Vadim prépare le thé, sort les jouets des enfants du cadre et nous nous installons paisiblement sur la terrasse. Mais certains de ses amis ont quitté Vilnius pour la durée des exercices russo-biélorusses.
« Quand je vous ai appelé début février 2022, vous n’aviez pas prévu de quitter Kiev », lui rappelle-je.
« Je me souviens. Le matin du 24 février, l’appel d’un ami m’a réveillé. Ma première pensée a été : oh non, ils sont sur le point de couper Internet et je n’ai pas rendu mon travail. J’ai bondi et j’ai commencé à le terminer. Puis j’ai entendu l’explosion – et c’était suffisant pour me faire comprendre ce qui se passait.»

« Au début, je n’avais pas l’intention de partir. J’étais journaliste et je sentais que je devais travailler. Il est vite devenu clair que mon passeport biélorusse ne m’était d’aucune aide dans mon travail. Et lorsque mon compte bancaire a été bloqué, j’ai réalisé que je devais partir.
« J’ai eu de la chance : ma famille était à Minsk à ce moment-là. S’ils avaient été avec moi à Kyiv, l’évacuation aurait été impossible. Nous n’avions pas de voiture, ma plus jeune fille avait un mois et avec le chaos qui régnait dans les gares, nous n’aurions pas pu sortir.»

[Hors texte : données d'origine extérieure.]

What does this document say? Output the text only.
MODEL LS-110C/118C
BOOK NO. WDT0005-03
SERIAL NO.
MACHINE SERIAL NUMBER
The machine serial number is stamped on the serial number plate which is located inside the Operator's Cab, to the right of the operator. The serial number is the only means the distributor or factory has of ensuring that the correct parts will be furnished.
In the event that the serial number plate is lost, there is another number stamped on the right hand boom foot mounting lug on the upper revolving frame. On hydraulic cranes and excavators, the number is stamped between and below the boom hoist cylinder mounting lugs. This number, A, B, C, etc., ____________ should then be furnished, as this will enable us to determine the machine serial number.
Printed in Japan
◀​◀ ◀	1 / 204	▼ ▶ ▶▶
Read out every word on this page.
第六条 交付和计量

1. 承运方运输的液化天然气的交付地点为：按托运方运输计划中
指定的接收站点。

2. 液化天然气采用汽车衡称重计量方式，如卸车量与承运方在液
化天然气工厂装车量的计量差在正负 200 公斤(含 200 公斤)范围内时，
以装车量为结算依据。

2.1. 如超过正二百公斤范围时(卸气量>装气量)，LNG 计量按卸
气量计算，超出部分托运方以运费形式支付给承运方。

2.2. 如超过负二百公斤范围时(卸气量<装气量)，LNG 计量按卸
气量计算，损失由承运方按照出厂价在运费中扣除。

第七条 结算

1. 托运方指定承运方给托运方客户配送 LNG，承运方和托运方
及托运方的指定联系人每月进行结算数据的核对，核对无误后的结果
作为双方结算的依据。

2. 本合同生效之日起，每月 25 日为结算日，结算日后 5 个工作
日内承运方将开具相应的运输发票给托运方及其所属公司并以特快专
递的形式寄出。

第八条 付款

Maintenant, Vadim a une voiture et il garde toujours le réservoir plein.
« Bien sûr, si quelque chose arrive demain, vous ne pourrez pas faire le plein ni acheter de conserves. Tout doit être prêt à l’avance.
« Je ne pense pas que la guerre va commencer maintenant – je ne pense pas qu’elle commencera dans six mois. Mais, à mon avis, je pense que cela viendra. Avez-vous remarqué qu’en Russie on vient de publier un livre intitulé L’Histoire de la Lituanie, avec une préface de Sergueï Lavrov ? Je pense que tout cela prépare le terrain.
« Mais je ne suis pas un analyste militaire – et même un analyste ne pourrait pas le dire. Nous ne savons pas ce qui se passe dans l’esprit malade de Poutine.»
Et qui sait ce qui se passe dans sa tête ? Vadim dit qu’il surveillera les ambassades. Dès qu’ils commenceront à évacuer le personnel, il commencera à évacuer sa famille.
« Dès que cela se produira, nous monterons immédiatement dans la voiture. Parce que la situation à Vilnius pourrait être pire qu’à Kiev : si les Russes tentent de bloquer la brèche de Suwałki, nous serons tous piégés ici.»